Management and Treatment
Micrognathia can be managed non-surgically and surgically; the choice depends on the severity of the condition. It may include orthodontic treatment, jaw surgery to reposition the lower jaw, or a combination. To help the child eat properly, supportive measures such as changing their eating methods and providing special equipment may be necessary.
• Nonsurgical treatment strategies
The common nonsurgical treatments for micrognathia are:
o Positional therapy. It helps in keeping the baby's airway open. The healthcare provider may recommend specific sleeping positions.
o Nasopharyngeal tube placement. It involves inserting a device into the child's nostril and through the nasal passageway to keep the airway open.
o Positive airway pressure.

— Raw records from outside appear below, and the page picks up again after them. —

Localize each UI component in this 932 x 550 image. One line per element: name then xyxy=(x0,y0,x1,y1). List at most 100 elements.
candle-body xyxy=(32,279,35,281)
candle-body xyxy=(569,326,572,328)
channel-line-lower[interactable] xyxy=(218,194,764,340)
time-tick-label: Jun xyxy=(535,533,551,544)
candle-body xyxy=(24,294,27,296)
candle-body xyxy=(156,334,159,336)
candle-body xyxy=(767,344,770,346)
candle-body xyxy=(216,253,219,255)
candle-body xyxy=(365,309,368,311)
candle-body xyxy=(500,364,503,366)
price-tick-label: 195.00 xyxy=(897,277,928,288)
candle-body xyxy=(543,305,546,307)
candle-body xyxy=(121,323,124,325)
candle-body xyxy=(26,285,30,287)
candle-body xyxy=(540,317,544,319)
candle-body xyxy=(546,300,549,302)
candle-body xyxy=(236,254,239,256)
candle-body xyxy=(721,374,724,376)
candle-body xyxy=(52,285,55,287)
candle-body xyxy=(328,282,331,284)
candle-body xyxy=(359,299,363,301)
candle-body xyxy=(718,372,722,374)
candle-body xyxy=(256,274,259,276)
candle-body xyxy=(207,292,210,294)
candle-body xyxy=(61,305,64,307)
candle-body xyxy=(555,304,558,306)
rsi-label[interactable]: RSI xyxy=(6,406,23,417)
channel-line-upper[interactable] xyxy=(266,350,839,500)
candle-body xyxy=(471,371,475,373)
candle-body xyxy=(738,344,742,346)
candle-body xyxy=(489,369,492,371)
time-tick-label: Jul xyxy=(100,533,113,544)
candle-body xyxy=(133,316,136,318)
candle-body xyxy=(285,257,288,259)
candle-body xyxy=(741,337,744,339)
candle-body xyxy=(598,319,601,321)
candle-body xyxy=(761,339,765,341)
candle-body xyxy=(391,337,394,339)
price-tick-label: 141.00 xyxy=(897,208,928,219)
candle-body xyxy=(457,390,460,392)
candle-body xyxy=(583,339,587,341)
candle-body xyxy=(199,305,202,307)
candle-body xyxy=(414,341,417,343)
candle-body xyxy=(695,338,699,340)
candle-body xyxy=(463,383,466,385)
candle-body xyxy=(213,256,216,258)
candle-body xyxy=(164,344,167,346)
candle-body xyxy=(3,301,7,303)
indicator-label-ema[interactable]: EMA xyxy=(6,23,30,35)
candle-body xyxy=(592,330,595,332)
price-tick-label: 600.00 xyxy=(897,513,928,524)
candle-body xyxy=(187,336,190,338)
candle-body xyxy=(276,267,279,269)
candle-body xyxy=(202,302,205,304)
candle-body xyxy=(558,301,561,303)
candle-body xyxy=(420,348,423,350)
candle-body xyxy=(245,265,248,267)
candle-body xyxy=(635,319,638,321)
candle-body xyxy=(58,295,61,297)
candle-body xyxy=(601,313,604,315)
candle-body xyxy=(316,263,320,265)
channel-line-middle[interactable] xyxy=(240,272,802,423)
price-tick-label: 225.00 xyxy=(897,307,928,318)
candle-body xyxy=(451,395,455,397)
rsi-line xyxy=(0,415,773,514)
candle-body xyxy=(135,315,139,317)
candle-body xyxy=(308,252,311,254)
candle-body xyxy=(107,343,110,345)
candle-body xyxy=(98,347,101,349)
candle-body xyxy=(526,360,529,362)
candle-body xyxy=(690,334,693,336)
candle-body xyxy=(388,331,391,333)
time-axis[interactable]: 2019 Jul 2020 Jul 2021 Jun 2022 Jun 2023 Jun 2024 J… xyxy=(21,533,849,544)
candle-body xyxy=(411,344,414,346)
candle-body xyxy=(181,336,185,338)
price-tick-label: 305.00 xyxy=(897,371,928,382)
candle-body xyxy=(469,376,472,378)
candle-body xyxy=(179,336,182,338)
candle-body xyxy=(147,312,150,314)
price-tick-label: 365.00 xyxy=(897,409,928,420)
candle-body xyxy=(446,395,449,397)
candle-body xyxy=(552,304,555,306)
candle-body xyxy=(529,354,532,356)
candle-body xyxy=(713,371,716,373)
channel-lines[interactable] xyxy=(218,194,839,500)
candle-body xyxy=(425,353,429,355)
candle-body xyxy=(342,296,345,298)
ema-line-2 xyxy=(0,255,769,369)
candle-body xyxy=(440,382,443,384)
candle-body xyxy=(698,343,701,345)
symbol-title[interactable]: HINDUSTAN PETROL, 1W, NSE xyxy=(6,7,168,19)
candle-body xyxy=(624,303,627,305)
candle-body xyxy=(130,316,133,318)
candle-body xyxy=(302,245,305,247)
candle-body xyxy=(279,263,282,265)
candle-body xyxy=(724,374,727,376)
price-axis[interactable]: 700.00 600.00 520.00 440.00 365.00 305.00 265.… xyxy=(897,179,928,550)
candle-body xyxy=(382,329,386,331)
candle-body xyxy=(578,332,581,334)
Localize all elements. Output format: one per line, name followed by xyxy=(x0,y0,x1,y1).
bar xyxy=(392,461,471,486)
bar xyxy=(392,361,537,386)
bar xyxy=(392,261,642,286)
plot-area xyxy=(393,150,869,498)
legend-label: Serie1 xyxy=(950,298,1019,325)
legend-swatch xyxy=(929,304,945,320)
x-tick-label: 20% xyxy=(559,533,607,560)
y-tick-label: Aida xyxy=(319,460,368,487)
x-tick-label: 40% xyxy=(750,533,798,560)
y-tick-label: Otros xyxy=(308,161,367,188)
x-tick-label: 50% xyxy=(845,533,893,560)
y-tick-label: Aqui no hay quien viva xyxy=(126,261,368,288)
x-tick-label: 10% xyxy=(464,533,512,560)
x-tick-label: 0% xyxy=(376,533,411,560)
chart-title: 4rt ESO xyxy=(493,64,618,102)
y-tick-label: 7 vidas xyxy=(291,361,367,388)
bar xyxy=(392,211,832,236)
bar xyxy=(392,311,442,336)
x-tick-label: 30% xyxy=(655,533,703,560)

It uses a bilevel-positive airway pressure or CPAP device to send air via a tube into a mask that fits over the child's nose. This continuous air pressure helps keep the child's airway open.
• Surgical treatment methods
In cases where nonsurgical options don't work, surgery may be necessary. Surgical treatments include:
o Tongue-lip adhesion. The surgeon attaches the base of the child's tongue in a more favorable position so it doesn't obstruct the airway.
o Mandibular distraction osteogenesis (MDO). It involves surgically lengthening the child's lower jaw to open the airway.
o Tracheostomy. It is reserved for rare instances where the surgeon creates an opening through the child's neck and into their windpipe, which bypasses the airway obstruction.
It is also essential to maintain follow-up visits with a doctor to ensure that the treatment is effective and that any complications are managed. In some cases, micrognathia resolves independently, usually by the time the child is 18 months old. In the meantime, the doctor will monitor the baby's progress.
As micrognathia typically is a congenital condition, there's no method to prevent it. Additionally, there's no way to escape most of the underlying conditions associated with it.
The bottom line
Micrognathia is a relatively common condition in new-borns and often improves independently. In some cases, however, it can obstruct the airway and interfere with proper breathing and feeding. Contacting the healthcare provider to discuss the treatment options and determine the most appropriate option is essential.